Bobby Bridger (born Robert Durham in Columbia, Louisiana March 14, 1945) is a singer/songwriter/poet/actor/playwright/author and painter who for five decades has traveled the globe performing a trilogy of one man shows for audiences in America, Canada, Europe, Australia and Russia. He has recorded numerous albums for labels including Monument Records, RCA and Golden Egg Records. On television he appeared twice (1976 and 1978) on the early years of PBS's "Austin City Limits", on American Experience on PBS, and on ABC's "Good Morning America", A & E and C-SPAN, as well as on NPR on radio. He is the composer of "Heal In The Wisdom", the official anthem of the Kerrville Folk Festival for over 40 years. In April, 1988 Bridger sang "Heal in the Wisdom" to close the first "GlobalForum of Spiritual and Parliamentary Leaders on Human Survival" at Christ Church, Oxford, England.

Bridger has been an artist-in-residence at the Buffalo Bill Historical Center in Cody, WY., the Eugene O'Neill Theater Center in Waterford, CT, the John G. Neihardt Center in Bancroft, NE and Yellowstone National Park. Bridger starred in Dale Wasserman's groundbreaking musical, Shakespeare and The Indians and was featured with David Carradine and Will Sampson in the drama Black Elk Speaks. Full company productions of Bridger's Seekers of the Fleece ran for eight consecutive summer seasons in Wyoming. He is the author of the award-winning book, Buffalo Bill and Sitting Bull: Inventing The Wild West (ISBN 978-0-292-70917-1), Bridger also recorded an audiobook of "Buffalo Bill and Sitting Bull: Inventing the Wild West", An Autobiography, Bridger (ISBN 978-0-292-71904-0), Where theTall Grass Grows (ISBN 978-1-55591-454-7), and A Ballad of the West and contributed essays to anthologies on western icons Frank Waters and John G. Neihardt as well as numerous magazine and newspaper features.
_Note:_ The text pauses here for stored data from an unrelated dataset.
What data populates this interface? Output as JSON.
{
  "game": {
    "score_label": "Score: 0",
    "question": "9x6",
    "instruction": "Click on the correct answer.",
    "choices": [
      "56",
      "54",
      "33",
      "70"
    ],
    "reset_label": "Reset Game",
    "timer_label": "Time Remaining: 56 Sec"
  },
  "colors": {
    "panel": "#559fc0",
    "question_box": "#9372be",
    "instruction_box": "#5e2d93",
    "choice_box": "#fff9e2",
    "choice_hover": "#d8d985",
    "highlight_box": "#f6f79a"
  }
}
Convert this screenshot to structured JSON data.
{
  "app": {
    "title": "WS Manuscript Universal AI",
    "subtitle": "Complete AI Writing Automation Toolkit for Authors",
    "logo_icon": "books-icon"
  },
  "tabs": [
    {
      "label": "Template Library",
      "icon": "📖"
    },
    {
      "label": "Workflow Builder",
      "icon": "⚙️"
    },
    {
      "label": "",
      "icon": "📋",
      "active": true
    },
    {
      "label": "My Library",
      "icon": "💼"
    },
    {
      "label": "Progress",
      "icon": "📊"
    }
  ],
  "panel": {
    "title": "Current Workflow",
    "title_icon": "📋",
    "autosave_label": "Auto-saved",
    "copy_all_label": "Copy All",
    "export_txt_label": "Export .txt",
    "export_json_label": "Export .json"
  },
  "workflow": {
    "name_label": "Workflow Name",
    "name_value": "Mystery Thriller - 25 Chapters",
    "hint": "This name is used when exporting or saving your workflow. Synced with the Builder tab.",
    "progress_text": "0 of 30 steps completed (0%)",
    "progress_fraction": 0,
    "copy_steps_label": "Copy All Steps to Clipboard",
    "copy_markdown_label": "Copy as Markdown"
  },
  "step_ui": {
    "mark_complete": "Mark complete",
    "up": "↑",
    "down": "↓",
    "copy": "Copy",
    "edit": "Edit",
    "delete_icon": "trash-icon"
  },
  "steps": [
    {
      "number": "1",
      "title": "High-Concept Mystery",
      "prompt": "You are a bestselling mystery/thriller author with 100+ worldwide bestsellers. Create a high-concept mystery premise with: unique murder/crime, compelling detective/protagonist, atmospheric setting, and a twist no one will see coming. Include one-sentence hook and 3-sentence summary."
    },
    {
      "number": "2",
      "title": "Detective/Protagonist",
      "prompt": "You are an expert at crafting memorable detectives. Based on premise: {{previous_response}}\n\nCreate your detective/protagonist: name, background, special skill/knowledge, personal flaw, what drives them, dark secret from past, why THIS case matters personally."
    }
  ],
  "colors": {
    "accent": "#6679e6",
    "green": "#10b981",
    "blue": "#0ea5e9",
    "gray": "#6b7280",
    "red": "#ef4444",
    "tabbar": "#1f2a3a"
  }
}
He is the subject of the documentary film "Quest Of An Epic Balladeer" and a DVD production of live performances of his trilogy of one man shows was released in 2005. He is the 2016 recipient of the John G. Neihardt Foundation's prestigious "Word Sender" Award. In 2019 Bridger produced an audiobook of Vine Deloria Jr.'s classic, The World We Used to Live In: Remembering the Powers of the Medicine Men. He also produced an audiobook of Vine Deloria, Jr.'s classic, "God Is Red". In December, 2022 The Northeast Louisiana Music Trail Association installed a historical marker in Columbia, Louisiana honoring Bridger's contributions to music, literature, and theater.